I am not a qualified judge, but I do not consider Nevada Barr’s books to be of superior or lasting artistic merit. If I were a student of literature, I am quite sure I would pick for my favorite a more classic, universal character, but I presently am not a student of literature. There are many more books out there that I have not read than books I have read, so who knows how many other characters might exist whom I have never met. I like to read books that are relaxing to read and fun to read. Books that feature characters whom I admire.

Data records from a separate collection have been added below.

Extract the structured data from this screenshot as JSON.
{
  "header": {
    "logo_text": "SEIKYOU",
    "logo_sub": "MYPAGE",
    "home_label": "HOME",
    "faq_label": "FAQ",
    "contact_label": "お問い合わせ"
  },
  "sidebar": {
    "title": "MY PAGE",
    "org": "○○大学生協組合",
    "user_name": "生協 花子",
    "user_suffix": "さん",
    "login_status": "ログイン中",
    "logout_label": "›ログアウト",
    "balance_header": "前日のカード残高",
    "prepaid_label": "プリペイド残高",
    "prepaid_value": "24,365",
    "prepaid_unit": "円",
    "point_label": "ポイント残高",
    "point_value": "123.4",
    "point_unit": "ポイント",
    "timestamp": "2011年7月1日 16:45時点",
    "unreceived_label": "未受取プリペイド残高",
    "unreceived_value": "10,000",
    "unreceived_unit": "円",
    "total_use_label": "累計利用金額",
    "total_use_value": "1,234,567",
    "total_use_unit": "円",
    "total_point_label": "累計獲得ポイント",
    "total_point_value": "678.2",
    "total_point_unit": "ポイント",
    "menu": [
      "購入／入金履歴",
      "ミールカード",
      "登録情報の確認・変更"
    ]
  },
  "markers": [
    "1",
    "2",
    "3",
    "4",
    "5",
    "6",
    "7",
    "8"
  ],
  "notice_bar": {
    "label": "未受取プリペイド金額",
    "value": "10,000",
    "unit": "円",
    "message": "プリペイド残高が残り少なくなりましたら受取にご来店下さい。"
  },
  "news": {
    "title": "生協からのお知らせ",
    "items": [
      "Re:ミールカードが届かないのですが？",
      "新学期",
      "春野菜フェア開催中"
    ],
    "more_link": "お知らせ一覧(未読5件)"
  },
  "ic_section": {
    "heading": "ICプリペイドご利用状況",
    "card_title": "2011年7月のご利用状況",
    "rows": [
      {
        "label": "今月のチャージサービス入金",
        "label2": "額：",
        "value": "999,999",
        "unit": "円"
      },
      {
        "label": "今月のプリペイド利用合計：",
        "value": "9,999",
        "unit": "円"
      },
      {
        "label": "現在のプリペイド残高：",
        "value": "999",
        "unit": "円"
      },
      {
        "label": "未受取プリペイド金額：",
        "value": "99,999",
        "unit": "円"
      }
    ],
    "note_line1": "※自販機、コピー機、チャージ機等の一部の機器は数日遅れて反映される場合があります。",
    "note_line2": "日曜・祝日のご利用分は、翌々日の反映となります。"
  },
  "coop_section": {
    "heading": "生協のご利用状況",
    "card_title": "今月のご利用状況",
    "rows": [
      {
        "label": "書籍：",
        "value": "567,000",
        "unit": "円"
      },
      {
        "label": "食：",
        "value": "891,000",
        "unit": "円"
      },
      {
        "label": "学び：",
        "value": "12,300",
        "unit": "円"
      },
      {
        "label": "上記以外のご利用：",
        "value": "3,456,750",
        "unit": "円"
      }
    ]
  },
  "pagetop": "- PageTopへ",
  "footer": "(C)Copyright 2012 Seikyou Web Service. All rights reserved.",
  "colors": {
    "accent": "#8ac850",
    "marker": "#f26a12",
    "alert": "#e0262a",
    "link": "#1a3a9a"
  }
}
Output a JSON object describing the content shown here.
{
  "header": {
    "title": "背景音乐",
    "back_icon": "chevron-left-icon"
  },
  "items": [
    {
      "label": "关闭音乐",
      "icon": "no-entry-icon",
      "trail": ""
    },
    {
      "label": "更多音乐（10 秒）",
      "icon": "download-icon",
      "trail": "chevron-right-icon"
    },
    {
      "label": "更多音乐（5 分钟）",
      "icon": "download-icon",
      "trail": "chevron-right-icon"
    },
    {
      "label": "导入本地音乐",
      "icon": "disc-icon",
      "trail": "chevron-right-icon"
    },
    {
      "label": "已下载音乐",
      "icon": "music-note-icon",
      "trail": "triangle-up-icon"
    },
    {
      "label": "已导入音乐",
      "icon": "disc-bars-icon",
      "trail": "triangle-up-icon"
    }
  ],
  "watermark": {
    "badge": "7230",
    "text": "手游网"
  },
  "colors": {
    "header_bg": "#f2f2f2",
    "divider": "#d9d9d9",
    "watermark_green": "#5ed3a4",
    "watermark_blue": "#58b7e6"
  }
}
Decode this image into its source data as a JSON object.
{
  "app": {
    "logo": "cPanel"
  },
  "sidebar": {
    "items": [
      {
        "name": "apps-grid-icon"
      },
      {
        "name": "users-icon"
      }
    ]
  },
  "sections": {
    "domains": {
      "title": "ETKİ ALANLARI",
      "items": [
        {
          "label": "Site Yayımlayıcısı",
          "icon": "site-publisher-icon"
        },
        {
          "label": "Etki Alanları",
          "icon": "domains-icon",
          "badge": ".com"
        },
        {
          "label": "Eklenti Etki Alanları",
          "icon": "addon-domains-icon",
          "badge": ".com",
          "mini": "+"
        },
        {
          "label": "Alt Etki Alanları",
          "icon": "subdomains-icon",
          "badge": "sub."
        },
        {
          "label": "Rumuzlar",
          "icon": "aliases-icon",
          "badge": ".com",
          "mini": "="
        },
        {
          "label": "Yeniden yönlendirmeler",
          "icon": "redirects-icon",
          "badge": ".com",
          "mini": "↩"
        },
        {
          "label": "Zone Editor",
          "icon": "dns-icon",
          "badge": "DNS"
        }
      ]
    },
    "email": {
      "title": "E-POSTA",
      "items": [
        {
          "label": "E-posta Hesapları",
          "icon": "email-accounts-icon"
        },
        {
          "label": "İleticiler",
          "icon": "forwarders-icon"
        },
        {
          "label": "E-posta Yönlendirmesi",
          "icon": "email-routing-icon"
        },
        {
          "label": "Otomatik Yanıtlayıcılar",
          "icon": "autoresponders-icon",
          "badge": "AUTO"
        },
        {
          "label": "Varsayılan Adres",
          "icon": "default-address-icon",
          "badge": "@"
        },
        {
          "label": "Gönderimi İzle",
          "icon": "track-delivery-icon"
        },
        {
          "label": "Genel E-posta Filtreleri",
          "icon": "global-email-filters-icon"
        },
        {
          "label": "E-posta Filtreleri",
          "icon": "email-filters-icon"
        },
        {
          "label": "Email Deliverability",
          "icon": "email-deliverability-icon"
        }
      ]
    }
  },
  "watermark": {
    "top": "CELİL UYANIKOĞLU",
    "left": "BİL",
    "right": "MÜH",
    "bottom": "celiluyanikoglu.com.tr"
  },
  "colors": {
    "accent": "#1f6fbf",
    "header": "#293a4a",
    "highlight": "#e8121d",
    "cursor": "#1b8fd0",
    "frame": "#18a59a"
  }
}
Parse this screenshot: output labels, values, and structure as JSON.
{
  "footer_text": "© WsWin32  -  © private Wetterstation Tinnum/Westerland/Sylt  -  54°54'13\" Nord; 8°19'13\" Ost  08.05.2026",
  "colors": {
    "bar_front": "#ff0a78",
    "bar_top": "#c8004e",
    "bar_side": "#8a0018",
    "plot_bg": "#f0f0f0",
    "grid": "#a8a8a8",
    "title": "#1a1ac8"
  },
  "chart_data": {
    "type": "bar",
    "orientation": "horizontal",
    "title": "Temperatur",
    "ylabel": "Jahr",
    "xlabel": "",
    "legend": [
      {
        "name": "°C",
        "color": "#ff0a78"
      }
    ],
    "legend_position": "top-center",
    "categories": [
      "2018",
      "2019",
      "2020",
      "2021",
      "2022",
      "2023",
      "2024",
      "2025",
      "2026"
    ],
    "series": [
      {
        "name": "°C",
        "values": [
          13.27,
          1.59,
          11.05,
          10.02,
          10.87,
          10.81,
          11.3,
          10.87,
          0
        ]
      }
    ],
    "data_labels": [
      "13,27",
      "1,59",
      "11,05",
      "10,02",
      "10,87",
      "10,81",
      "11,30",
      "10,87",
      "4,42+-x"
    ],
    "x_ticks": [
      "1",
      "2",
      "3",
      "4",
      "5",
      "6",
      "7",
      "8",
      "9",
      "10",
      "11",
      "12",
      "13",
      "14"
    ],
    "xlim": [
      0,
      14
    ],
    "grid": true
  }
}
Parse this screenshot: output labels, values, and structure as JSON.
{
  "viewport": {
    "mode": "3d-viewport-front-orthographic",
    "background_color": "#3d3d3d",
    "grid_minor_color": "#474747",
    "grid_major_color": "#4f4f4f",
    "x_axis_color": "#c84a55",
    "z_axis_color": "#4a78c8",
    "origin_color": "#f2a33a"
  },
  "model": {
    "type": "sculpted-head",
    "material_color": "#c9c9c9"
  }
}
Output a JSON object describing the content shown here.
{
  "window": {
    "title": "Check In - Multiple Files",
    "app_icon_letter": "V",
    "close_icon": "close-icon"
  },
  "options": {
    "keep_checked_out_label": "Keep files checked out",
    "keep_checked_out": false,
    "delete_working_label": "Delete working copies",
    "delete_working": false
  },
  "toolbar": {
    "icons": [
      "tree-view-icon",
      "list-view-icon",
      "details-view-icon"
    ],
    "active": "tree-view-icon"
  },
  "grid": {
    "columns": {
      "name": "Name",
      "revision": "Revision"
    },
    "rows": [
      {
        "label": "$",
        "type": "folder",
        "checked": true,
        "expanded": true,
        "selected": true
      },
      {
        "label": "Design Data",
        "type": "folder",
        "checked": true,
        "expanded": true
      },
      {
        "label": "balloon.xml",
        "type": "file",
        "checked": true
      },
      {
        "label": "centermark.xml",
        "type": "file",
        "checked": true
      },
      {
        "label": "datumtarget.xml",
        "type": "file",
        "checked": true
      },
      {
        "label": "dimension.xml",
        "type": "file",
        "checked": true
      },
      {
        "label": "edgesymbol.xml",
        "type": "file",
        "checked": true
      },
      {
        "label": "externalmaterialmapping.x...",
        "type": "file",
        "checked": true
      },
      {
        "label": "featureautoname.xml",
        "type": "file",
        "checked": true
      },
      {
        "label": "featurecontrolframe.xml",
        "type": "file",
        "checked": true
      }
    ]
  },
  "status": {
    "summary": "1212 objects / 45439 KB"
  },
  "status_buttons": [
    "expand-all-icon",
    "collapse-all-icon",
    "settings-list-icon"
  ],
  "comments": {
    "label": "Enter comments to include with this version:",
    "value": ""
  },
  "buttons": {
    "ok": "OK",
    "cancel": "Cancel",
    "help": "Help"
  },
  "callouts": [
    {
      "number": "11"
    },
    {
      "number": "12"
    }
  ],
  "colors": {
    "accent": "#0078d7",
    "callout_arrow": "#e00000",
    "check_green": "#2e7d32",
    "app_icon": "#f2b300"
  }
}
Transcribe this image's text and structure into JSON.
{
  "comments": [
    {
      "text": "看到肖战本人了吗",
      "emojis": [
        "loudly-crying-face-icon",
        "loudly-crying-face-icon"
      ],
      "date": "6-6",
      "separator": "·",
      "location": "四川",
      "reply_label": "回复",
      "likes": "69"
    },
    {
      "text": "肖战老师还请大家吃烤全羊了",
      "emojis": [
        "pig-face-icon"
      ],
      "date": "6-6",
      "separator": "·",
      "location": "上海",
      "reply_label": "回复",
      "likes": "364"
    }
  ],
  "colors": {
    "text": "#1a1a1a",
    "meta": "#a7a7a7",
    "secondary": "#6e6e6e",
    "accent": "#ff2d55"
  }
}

Among those whom I have met Anna Pigeon is that character.

© 10 March 2014


About the Author


Betsy has been active in the GLBT community including PFLAG, the Denver Women’s Chorus, OLOC (Old Lesbians Organizing for Change), and the GLBT Community Center. She has been retired from the human services field for 20 years. Since her retirement, her major activities have included tennis, camping, traveling, teaching skiing as a volunteer instructor with the National Sports Center for the Disabled, reading, writing, and learning. Betsy came out as a lesbian after 25 years of marriage. She has a close relationship with her three children and four grandchildren. Betsy says her greatest and most meaningful enjoyment comes from sharing her life with her partner of 30 years, Gillian Edwards.